Tout ça pour pas grand-chose. Le scandale des vignettes était un péché mignon: des petits privilèges de parking dans une ville anarchique de toute façon dans ce domaine. Il n’était pas question de l’Irangate, même pas du Zippergate.

La motivation derrière le scandale est cependant plus troublante, à savoir que les représentants de la loi, voire le législateur lui-même (des conseillers municipaux en ont profité), pouvaient se placer au-dessus des lois.

Pendant ce temps, ceux qui sont vraisemblablement responsables de tout le système, des policiers du SPCUM, n’ont subi aucune sanction.

La procédure suit son cours, nous assure la police. C’est ce qui nous inquiète.

Tous à Disneyworld!Voilà, depuis mardi, toutes les cartes sont sur la table. Il y a quelques semaines, le comité Bernard, mandaté par Québec sur la réorganisation administrative de la région montréalaise, suggérait la création d’une structure à la parisienne, c’est-à-dire une ville avec des mairies d’arrondissements.
Lundi, la banlieue suggérait plutôt une île et trente-huit villes, sous l’égide d’une puissante communauté urbaine. Et mardi après-midi, le maire Bourque a étayé son projet: une, une ville, divisée en neuf arrondissements. La finale débute.

Alors, que feront les Montréalais après le match? Ils iront tous à Disneyworld! C’est la promesse de chacun des clans.

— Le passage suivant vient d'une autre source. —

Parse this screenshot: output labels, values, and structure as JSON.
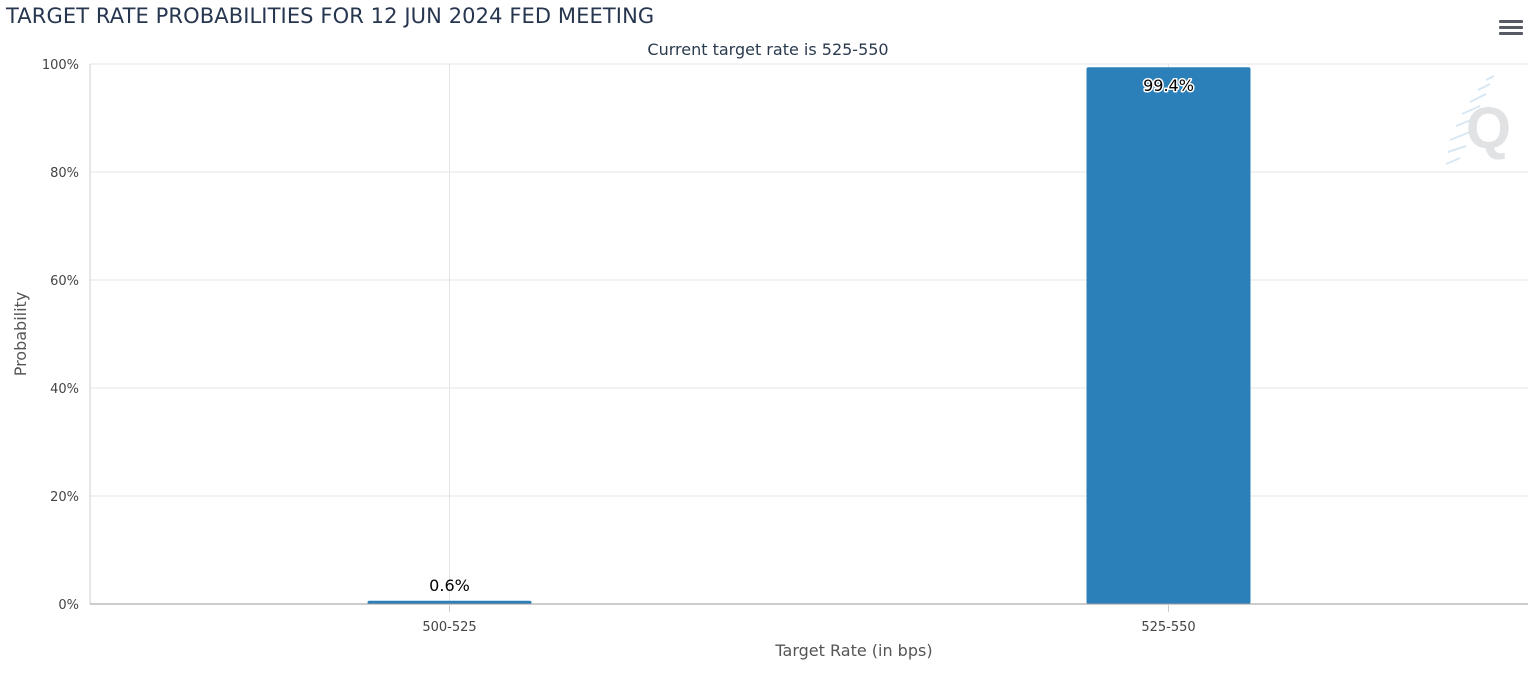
{
  "chart_title": "TARGET RATE PROBABILITIES FOR 12 JUN 2024 FED MEETING",
  "chart_subtitle": "Current target rate is 525-550",
  "menu_icon": "hamburger-menu-icon",
  "watermark_icon": "q-logo-icon",
  "colors": {
    "bar": "#2b80b9",
    "grid": "#e6e6e6",
    "axis": "#999999",
    "title": "#27364f"
  },
  "chart_data": {
    "type": "bar",
    "title": "TARGET RATE PROBABILITIES FOR 12 JUN 2024 FED MEETING",
    "subtitle": "Current target rate is 525-550",
    "categories": [
      "500-525",
      "525-550"
    ],
    "values": [
      0.6,
      99.4
    ],
    "data_labels": [
      "0.6%",
      "99.4%"
    ],
    "xlabel": "Target Rate (in bps)",
    "ylabel": "Probability",
    "ylim": [
      0,
      100
    ],
    "yticks": [
      "0%",
      "20%",
      "40%",
      "60%",
      "80%",
      "100%"
    ],
    "grid": true,
    "legend": "none"
  }
}
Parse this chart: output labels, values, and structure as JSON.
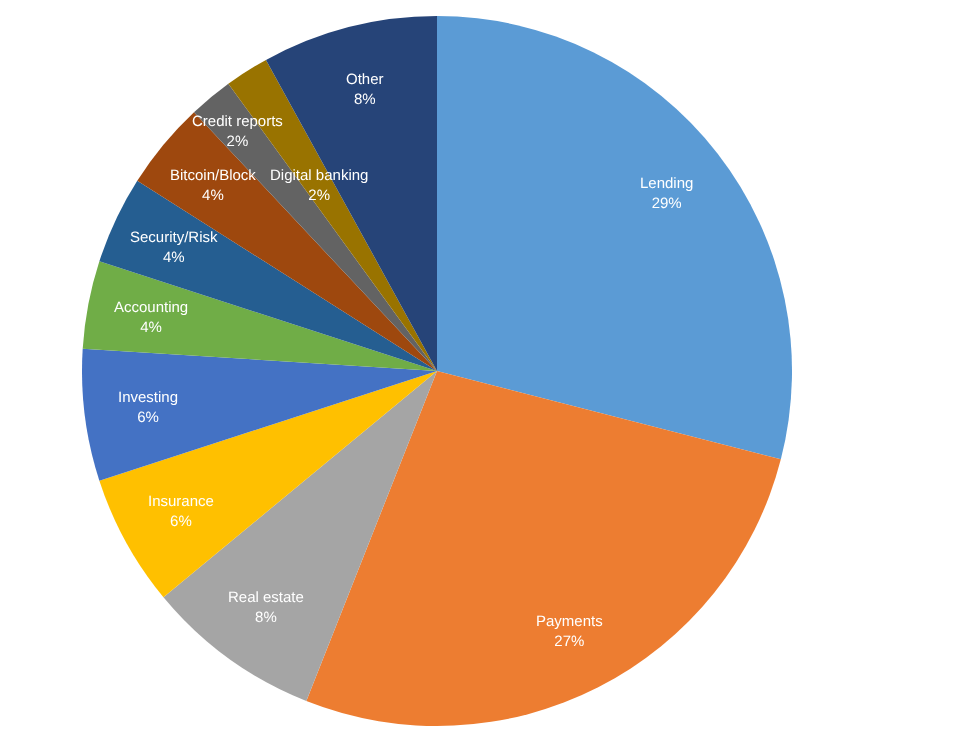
{
  "chart_data": {
    "type": "pie",
    "categories": [
      "Lending",
      "Payments",
      "Real estate",
      "Insurance",
      "Investing",
      "Accounting",
      "Security/Risk",
      "Bitcoin/Block",
      "Credit reports",
      "Digital banking",
      "Other"
    ],
    "values": [
      29,
      27,
      8,
      6,
      6,
      4,
      4,
      4,
      2,
      2,
      8
    ],
    "value_labels": [
      "29%",
      "27%",
      "8%",
      "6%",
      "6%",
      "4%",
      "4%",
      "4%",
      "2%",
      "2%",
      "8%"
    ],
    "colors": [
      "#5b9bd5",
      "#ed7d31",
      "#a5a5a5",
      "#ffc000",
      "#4472c4",
      "#70ad47",
      "#255e91",
      "#9e480e",
      "#636363",
      "#997300",
      "#264478"
    ],
    "legend": false
  }
}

Pour les maires de la banlieue, nous irons tous à Disneyworld, chacun dans son auto (avec des possibilités de covoiturage) et, une fois là-bas, chacun aura son billet. Les riches feront le tour des manèges, alors que les pauvres se contenteront de manger de la barbe à papa.
Pour le maire Bourque, nous irons tous à Disneyworld, tout le monde dans le même bus, et là-bas, on fera tout en groupe, chansons de ralliement incluses.

Et pour la solution du comité Bernard, on part ensemble dans l’autocar, on achète nos billets en groupe, et après, c’est chacun pour soi.

R.I.P.>
Lors du dépôt du nouveau rôle d’évaluation, la semaine dernière, on apprenait que la valeur des résidences du Plateau avait bondi de 30 %, pendant qu’ailleurs sur l’île, elle diminuait en général.

Avec une hausse de plus de 30 % de la valeur de ses maisons, c’est ni plus ni moins la vraie fin du Plateau, celle qu’on appréhendait, avec les hausses du prix des maisons, des taxes, et, par conséquent, de ses loyers.

Depuis la semaine dernière, l’idée d’un Plateau pluriel, qu’on a souvent défendue bec et ongles dans ces pages, est morte. Snif.